Publié le 21 juillet 2020

SOCIAL

[Les nouvelles rives du tourisme] Quand les villes se rebellent contre Airbnb et l’ubérisation du tourisme

La plateforme Airbnb s'est installée dans les habitudes de voyages des touristes. Mais son influence, toujours plus grande, nuit à la qualité de vie des populations locales. Flambée des prix de l'immobilier, pollution sonore, uniformisation... Face à cette situation, de plus en plus de villes décident d'interdire les plateformes de location entre particuliers. À Paris, un référendum sur le sujet va être lancé par Anne Hidalgo. Toute la semaine Novethic s'interroge sur l'avenir du tourisme post Covid-19. 

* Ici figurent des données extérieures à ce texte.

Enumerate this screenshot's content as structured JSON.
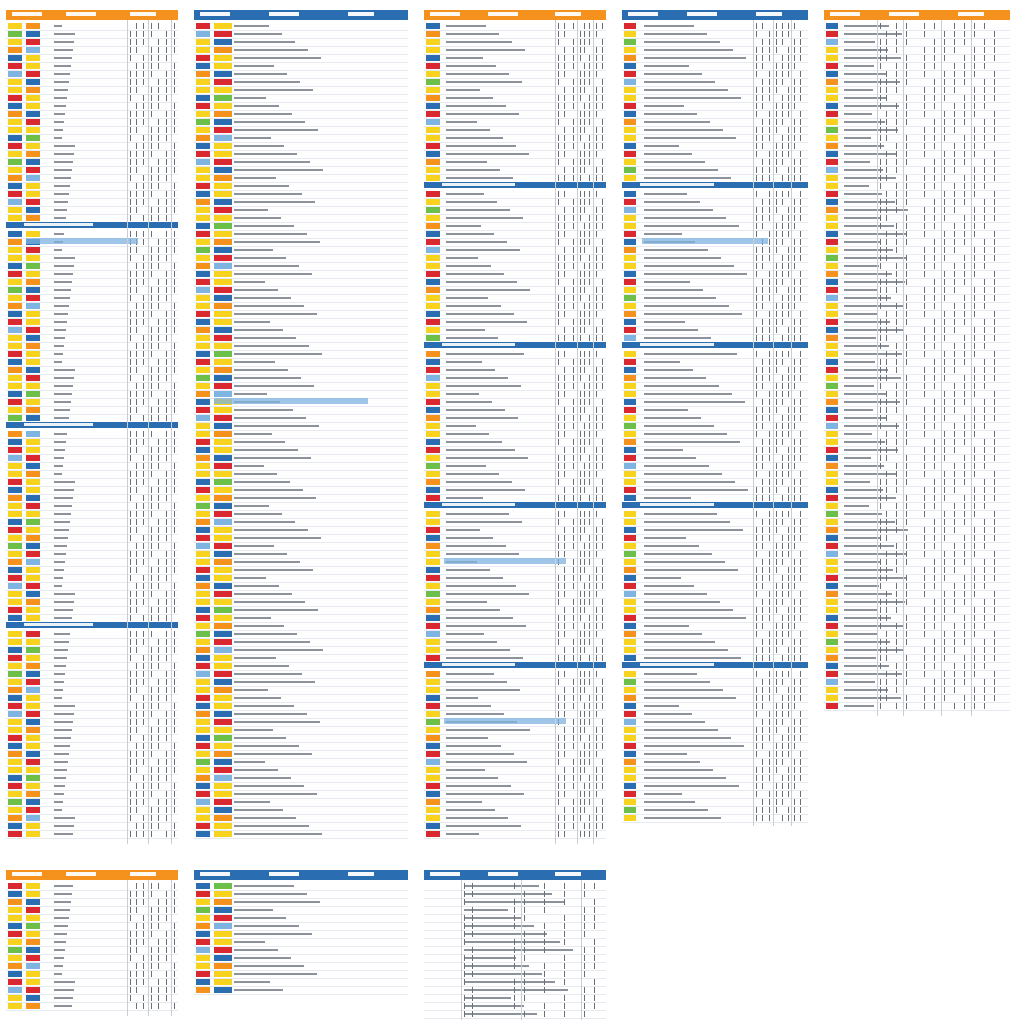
{
  "colors": {
    "orange": "#f5921e",
    "blue": "#2a6db0",
    "light_blue": "#7fb3e0",
    "yellow": "#f7d21e",
    "red": "#d9282f",
    "green": "#6cc04a",
    "teal": "#4db8c8",
    "gray_text": "#8d939c",
    "rule": "#e6e9ef"
  },
  "swatch_palette": [
    "yellow",
    "yellow",
    "blue",
    "red",
    "yellow",
    "orange",
    "blue",
    "green",
    "yellow",
    "red",
    "light_blue",
    "yellow",
    "blue",
    "orange",
    "yellow",
    "red"
  ],
  "panels": [
    {
      "id": "p1",
      "header_color": "orange",
      "sections": [
        "blue",
        "blue",
        "blue"
      ],
      "highlight_rows": [
        1
      ]
    },
    {
      "id": "p2",
      "header_color": "blue",
      "sections": [],
      "highlight_rows": [
        2
      ]
    },
    {
      "id": "p3",
      "header_color": "orange",
      "sections": [
        "blue",
        "blue",
        "blue",
        "blue"
      ],
      "highlight_rows": [
        3,
        4
      ]
    },
    {
      "id": "p4",
      "header_color": "blue",
      "sections": [
        "blue",
        "blue",
        "blue",
        "blue"
      ],
      "highlight_rows": [
        1
      ]
    },
    {
      "id": "p5",
      "header_color": "orange",
      "sections": [],
      "highlight_rows": []
    },
    {
      "id": "p6",
      "header_color": "orange",
      "sections": [],
      "highlight_rows": [
        1
      ]
    },
    {
      "id": "p7",
      "header_color": "blue",
      "sections": [],
      "highlight_rows": []
    },
    {
      "id": "p8",
      "header_color": "blue",
      "sections": [],
      "highlight_rows": []
    }
  ]
}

Amsterdam tourisme istock funky data
Pollution sonore, hausse des prix de l'immobilier... les effets secondaires des plateformes comme Airbnb sont de plus en plus dénoncés.
Istock / funky-data

Avant de partir en voyage, beaucoup de touristes décident de chercher des locations sur Airbnb. Pour certains, il y a la volonté de payer moins cher qu’une chambre d’hôtel, pour d’autres, la sensation de sortir des sentiers connus en dormant directement chez l’habitant. Après l’avènement du train, l’industrialisation du tourisme en 1950 avec l’aviation et l’hôtellerie internationale, le tourisme vit un nouveau tournant de son histoire. 

"La troisième révolution touristique, celle que l’on vit actuellement, est celle des plateformes. On passe d’entreprises mondialisées de l’hôtellerie ou du transport aérien à des entreprises globalisées qui financiarisent l’économie du tourisme", explique l'anthropologue spécialiste du tourisme et maîtresse de conférence à l’université Paris Descartes, Saskia Cousin dans le magazine Socialter. Mais les effets secondaires de cette "ubérisation" du tourisme sont de plus en plus dénoncés. 

Bientôt un référendum à Paris 

La plateforme Airbnb, symbole de ce modèle, est ainsi prise pour cibles par plusieurs villes. En cause, l’explosion des prix de l’immobilier. Certaines personnes ont ainsi acheté des appartements pour les mettre en location de courte durée sur la plateforme, en en faisant une activité professionnelle et non en complément de revenu occasionnel. À Paris, le quartier historique du Marais a été pris d’assaut, fermant encore plus l’accès au logement aux populations locales. Au total, 20 000 logements dans la capitale sont ainsi devenus des locations touristiques. 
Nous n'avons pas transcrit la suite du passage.